Overall, Tencent’s future growth trajectory is likely not spectacular due to uncertainties about China’s economic recovery. A slowdown in the growth of the world-second-largest economy may continue to restrain the share price of Tencent.
Technical Analysis – Medium-term positive elements have emergedSource: CMC Markets as of 16 Aug 2022 (Click to enlarge the chart)
Since its 27 June 2022 high of 400.10, the share price of Tencent (0700 HK) has tumbled by 28% to print an intraday low of 288.10 on 2 August 2022 and underperformed its benchmark Hang Seng TECH Index, which declined by a lesser magnitude of 19% over the same period.
Interestingly, the recent six weeks of decline in price actions have managed to stall at the 15 Mar 2022 swing low area, and two positive key technical elements have emerged; two consecutive weekly bullish “Dragonfly” candlestick patterns and a bullish divergence signal being flashed out by the daily RSI oscillator at its oversold region which suggests the recent downside momentum has started to wane.
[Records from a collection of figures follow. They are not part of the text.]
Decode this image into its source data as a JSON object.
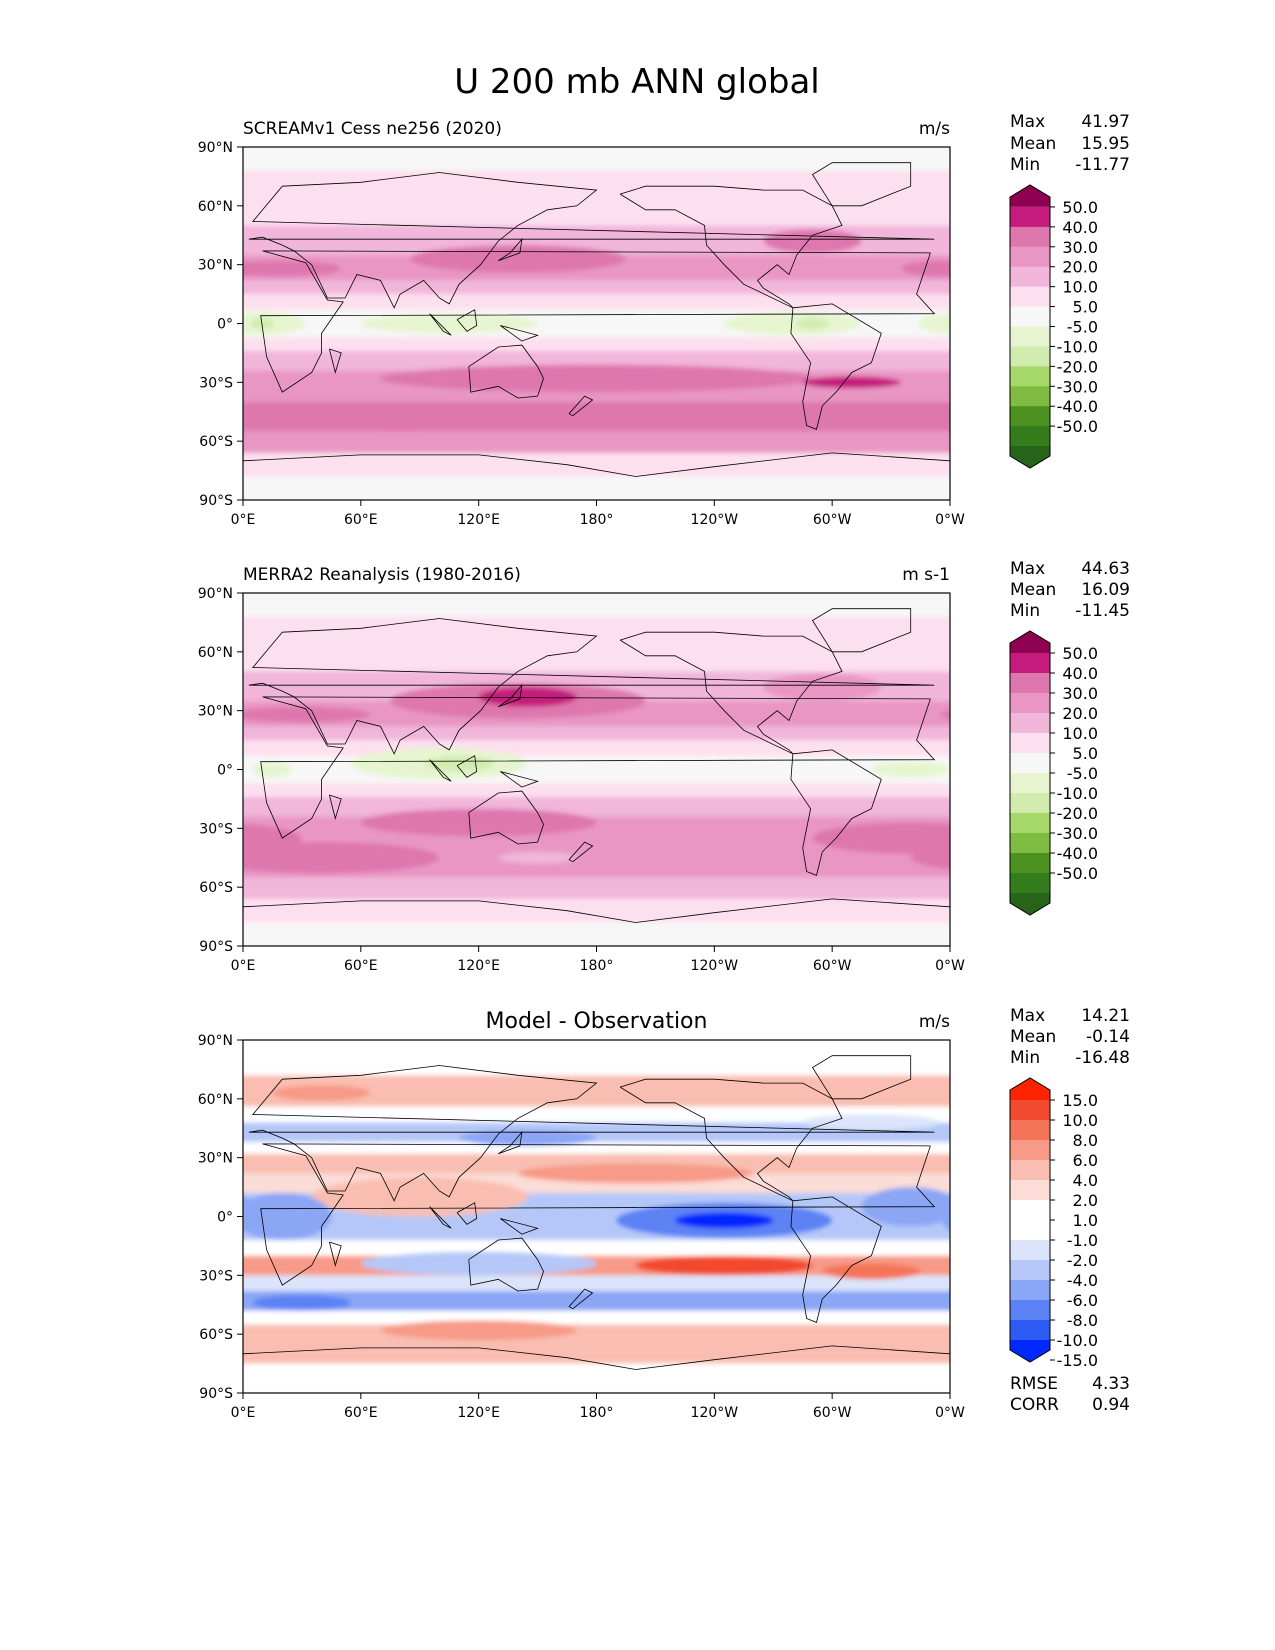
{
  "figure_title": "U 200 mb ANN global",
  "colors": {
    "land_outline": "#000000",
    "background_field": "#f7f7f7",
    "piyg": [
      "#276419",
      "#347d1d",
      "#4d9221",
      "#7fbc41",
      "#a6d96a",
      "#d2ecb0",
      "#e6f5d0",
      "#f7f7f7",
      "#fde0ef",
      "#f1b6da",
      "#e996c4",
      "#de77ae",
      "#c51b7d",
      "#8e0152"
    ],
    "bwr": [
      "#0028ff",
      "#2f5bf5",
      "#5b82f4",
      "#8aa6f5",
      "#b4c7f8",
      "#dbe4fb",
      "#ffffff",
      "#ffffff",
      "#fbdcd6",
      "#f9beb1",
      "#f79a87",
      "#f47459",
      "#f24a2f",
      "#ff2400"
    ]
  },
  "chart_data": [
    {
      "type": "heatmap",
      "title": "SCREAMv1 Cess ne256 (2020)",
      "units": "m/s",
      "stats": {
        "max": "41.97",
        "mean": "15.95",
        "min": "-11.77"
      },
      "stat_labels": {
        "max": "Max",
        "mean": "Mean",
        "min": "Min"
      },
      "x_ticks": [
        "0°E",
        "60°E",
        "120°E",
        "180°",
        "120°W",
        "60°W",
        "0°W"
      ],
      "y_ticks": [
        "90°N",
        "60°N",
        "30°N",
        "0°",
        "30°S",
        "60°S",
        "90°S"
      ],
      "xlim": [
        0,
        360
      ],
      "ylim": [
        -90,
        90
      ],
      "colorbar": {
        "palette": "piyg",
        "labels": [
          "50.0",
          "40.0",
          "30.0",
          "20.0",
          "10.0",
          "5.0",
          "-5.0",
          "-10.0",
          "-20.0",
          "-30.0",
          "-40.0",
          "-50.0"
        ]
      },
      "bands": [
        {
          "lat": [
            -90,
            -78
          ],
          "level": 7
        },
        {
          "lat": [
            -78,
            -66
          ],
          "level": 8
        },
        {
          "lat": [
            -66,
            -55
          ],
          "level": 10
        },
        {
          "lat": [
            -55,
            -40
          ],
          "level": 11
        },
        {
          "lat": [
            -40,
            -24
          ],
          "level": 10
        },
        {
          "lat": [
            -24,
            -14
          ],
          "level": 9
        },
        {
          "lat": [
            -14,
            -7
          ],
          "level": 8
        },
        {
          "lat": [
            -7,
            7
          ],
          "level": 7
        },
        {
          "lat": [
            7,
            15
          ],
          "level": 8
        },
        {
          "lat": [
            15,
            22
          ],
          "level": 9
        },
        {
          "lat": [
            22,
            35
          ],
          "level": 10
        },
        {
          "lat": [
            35,
            50
          ],
          "level": 9
        },
        {
          "lat": [
            50,
            78
          ],
          "level": 8
        },
        {
          "lat": [
            78,
            90
          ],
          "level": 7
        }
      ],
      "features": [
        {
          "lon": 8,
          "lat": 0,
          "rlon": 24,
          "rlat": 6,
          "level": 6
        },
        {
          "lon": 10,
          "lat": 0,
          "rlon": 6,
          "rlat": 3,
          "level": 5
        },
        {
          "lon": 105,
          "lat": 0,
          "rlon": 45,
          "rlat": 5,
          "level": 6
        },
        {
          "lon": 280,
          "lat": 0,
          "rlon": 35,
          "rlat": 6,
          "level": 6
        },
        {
          "lon": 290,
          "lat": 0,
          "rlon": 8,
          "rlat": 3,
          "level": 5
        },
        {
          "lon": 140,
          "lat": 33,
          "rlon": 55,
          "rlat": 7,
          "level": 11
        },
        {
          "lon": 20,
          "lat": 28,
          "rlon": 30,
          "rlat": 4,
          "level": 11
        },
        {
          "lon": 290,
          "lat": 42,
          "rlon": 25,
          "rlat": 6,
          "level": 11
        },
        {
          "lon": 355,
          "lat": 28,
          "rlon": 20,
          "rlat": 4,
          "level": 11
        },
        {
          "lon": 180,
          "lat": -28,
          "rlon": 110,
          "rlat": 7,
          "level": 11
        },
        {
          "lon": 310,
          "lat": -30,
          "rlon": 25,
          "rlat": 3,
          "level": 12
        },
        {
          "lon": 80,
          "lat": -48,
          "rlon": 70,
          "rlat": 7,
          "level": 11
        }
      ]
    },
    {
      "type": "heatmap",
      "title": "MERRA2 Reanalysis (1980-2016)",
      "units": "m s-1",
      "stats": {
        "max": "44.63",
        "mean": "16.09",
        "min": "-11.45"
      },
      "stat_labels": {
        "max": "Max",
        "mean": "Mean",
        "min": "Min"
      },
      "x_ticks": [
        "0°E",
        "60°E",
        "120°E",
        "180°",
        "120°W",
        "60°W",
        "0°W"
      ],
      "y_ticks": [
        "90°N",
        "60°N",
        "30°N",
        "0°",
        "30°S",
        "60°S",
        "90°S"
      ],
      "xlim": [
        0,
        360
      ],
      "ylim": [
        -90,
        90
      ],
      "colorbar": {
        "palette": "piyg",
        "labels": [
          "50.0",
          "40.0",
          "30.0",
          "20.0",
          "10.0",
          "5.0",
          "-5.0",
          "-10.0",
          "-20.0",
          "-30.0",
          "-40.0",
          "-50.0"
        ]
      },
      "bands": [
        {
          "lat": [
            -90,
            -78
          ],
          "level": 7
        },
        {
          "lat": [
            -78,
            -66
          ],
          "level": 8
        },
        {
          "lat": [
            -66,
            -55
          ],
          "level": 9
        },
        {
          "lat": [
            -55,
            -40
          ],
          "level": 10
        },
        {
          "lat": [
            -40,
            -24
          ],
          "level": 10
        },
        {
          "lat": [
            -24,
            -14
          ],
          "level": 9
        },
        {
          "lat": [
            -14,
            -7
          ],
          "level": 8
        },
        {
          "lat": [
            -7,
            7
          ],
          "level": 7
        },
        {
          "lat": [
            7,
            15
          ],
          "level": 8
        },
        {
          "lat": [
            15,
            22
          ],
          "level": 9
        },
        {
          "lat": [
            22,
            35
          ],
          "level": 10
        },
        {
          "lat": [
            35,
            50
          ],
          "level": 9
        },
        {
          "lat": [
            50,
            78
          ],
          "level": 8
        },
        {
          "lat": [
            78,
            90
          ],
          "level": 7
        }
      ],
      "features": [
        {
          "lon": 100,
          "lat": 3,
          "rlon": 45,
          "rlat": 8,
          "level": 6
        },
        {
          "lon": 110,
          "lat": 3,
          "rlon": 18,
          "rlat": 4,
          "level": 5
        },
        {
          "lon": 15,
          "lat": 0,
          "rlon": 10,
          "rlat": 4,
          "level": 6
        },
        {
          "lon": 340,
          "lat": 0,
          "rlon": 20,
          "rlat": 4,
          "level": 6
        },
        {
          "lon": 140,
          "lat": 35,
          "rlon": 65,
          "rlat": 9,
          "level": 11
        },
        {
          "lon": 145,
          "lat": 37,
          "rlon": 25,
          "rlat": 5,
          "level": 12
        },
        {
          "lon": 30,
          "lat": 28,
          "rlon": 35,
          "rlat": 4,
          "level": 11
        },
        {
          "lon": 295,
          "lat": 42,
          "rlon": 30,
          "rlat": 7,
          "level": 10
        },
        {
          "lon": 120,
          "lat": -27,
          "rlon": 60,
          "rlat": 7,
          "level": 11
        },
        {
          "lon": 340,
          "lat": -35,
          "rlon": 50,
          "rlat": 8,
          "level": 11
        },
        {
          "lon": 40,
          "lat": -45,
          "rlon": 60,
          "rlat": 8,
          "level": 11
        },
        {
          "lon": 150,
          "lat": -45,
          "rlon": 20,
          "rlat": 3,
          "level": 9
        }
      ]
    },
    {
      "type": "heatmap",
      "title": "Model - Observation",
      "units": "m/s",
      "stats": {
        "max": "14.21",
        "mean": "-0.14",
        "min": "-16.48"
      },
      "stat_labels": {
        "max": "Max",
        "mean": "Mean",
        "min": "Min"
      },
      "extra_stats": {
        "rmse_label": "RMSE",
        "rmse": "4.33",
        "corr_label": "CORR",
        "corr": "0.94"
      },
      "x_ticks": [
        "0°E",
        "60°E",
        "120°E",
        "180°",
        "120°W",
        "60°W",
        "0°W"
      ],
      "y_ticks": [
        "90°N",
        "60°N",
        "30°N",
        "0°",
        "30°S",
        "60°S",
        "90°S"
      ],
      "xlim": [
        0,
        360
      ],
      "ylim": [
        -90,
        90
      ],
      "colorbar": {
        "palette": "bwr",
        "labels": [
          "15.0",
          "10.0",
          "8.0",
          "6.0",
          "4.0",
          "2.0",
          "1.0",
          "-1.0",
          "-2.0",
          "-4.0",
          "-6.0",
          "-8.0",
          "-10.0",
          "-15.0"
        ]
      },
      "bands": [
        {
          "lat": [
            -90,
            -75
          ],
          "level": 7
        },
        {
          "lat": [
            -75,
            -55
          ],
          "level": 9
        },
        {
          "lat": [
            -55,
            -48
          ],
          "level": 7
        },
        {
          "lat": [
            -48,
            -38
          ],
          "level": 3
        },
        {
          "lat": [
            -38,
            -30
          ],
          "level": 5
        },
        {
          "lat": [
            -30,
            -20
          ],
          "level": 10
        },
        {
          "lat": [
            -20,
            -12
          ],
          "level": 7
        },
        {
          "lat": [
            -12,
            12
          ],
          "level": 4
        },
        {
          "lat": [
            12,
            22
          ],
          "level": 8
        },
        {
          "lat": [
            22,
            32
          ],
          "level": 9
        },
        {
          "lat": [
            32,
            38
          ],
          "level": 7
        },
        {
          "lat": [
            38,
            48
          ],
          "level": 4
        },
        {
          "lat": [
            48,
            56
          ],
          "level": 7
        },
        {
          "lat": [
            56,
            72
          ],
          "level": 9
        },
        {
          "lat": [
            72,
            90
          ],
          "level": 7
        }
      ],
      "features": [
        {
          "lon": 245,
          "lat": -2,
          "rlon": 55,
          "rlat": 9,
          "level": 2
        },
        {
          "lon": 245,
          "lat": -2,
          "rlon": 25,
          "rlat": 4,
          "level": 0
        },
        {
          "lon": 90,
          "lat": 10,
          "rlon": 55,
          "rlat": 10,
          "level": 9
        },
        {
          "lon": 245,
          "lat": -25,
          "rlon": 45,
          "rlat": 5,
          "level": 12
        },
        {
          "lon": 320,
          "lat": -28,
          "rlon": 25,
          "rlat": 4,
          "level": 11
        },
        {
          "lon": 120,
          "lat": -24,
          "rlon": 60,
          "rlat": 6,
          "level": 4
        },
        {
          "lon": 145,
          "lat": 40,
          "rlon": 35,
          "rlat": 4,
          "level": 3
        },
        {
          "lon": 30,
          "lat": -44,
          "rlon": 25,
          "rlat": 4,
          "level": 2
        },
        {
          "lon": 200,
          "lat": 22,
          "rlon": 60,
          "rlat": 5,
          "level": 10
        },
        {
          "lon": 20,
          "lat": 0,
          "rlon": 25,
          "rlat": 12,
          "level": 3
        },
        {
          "lon": 340,
          "lat": 5,
          "rlon": 25,
          "rlat": 10,
          "level": 3
        },
        {
          "lon": 320,
          "lat": 48,
          "rlon": 35,
          "rlat": 4,
          "level": 5
        },
        {
          "lon": 120,
          "lat": -58,
          "rlon": 50,
          "rlat": 5,
          "level": 10
        },
        {
          "lon": 40,
          "lat": 63,
          "rlon": 25,
          "rlat": 4,
          "level": 10
        }
      ]
    }
  ]
}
Suppose the 294.70 key medium-term pivotal support holds. In that case, Tencent may see a potential minor recovery towards 340.90. A break above it opens up scope for a further push up to retest the medium-term range resistance of 400.60/422.20 in place since 17 March 2022 high that confluences with the key 200-day moving average where price actions have not broken above it since 18 June 2021.
On the other hand, a daily close below 294.70 invalidates the bullish tone for a further slide towards the 259.40/251.40 key long-term pivotal support, which is also the Oct 2008 major swing low.
Disclaimer: CMC Markets is an execution-only service provider. The material (whether or not it states any opinions) is for general information purposes only, and does not take into account your personal circumstances or objectives. Nothing in this material is (or should be considered to be) financial, investment or other advice on which reliance should be placed. No opinion given in the material constitutes a recommendation by CMC Markets or the author that any particular investment, security, transaction or investment strategy is suitable for any specific person. The material has not been prepared in accordance with legal requirements designed to promote the independence of investment research. Although we are not specifically prevented from dealing before providing this material, we do not seek to take advantage of the material prior to its dissemination.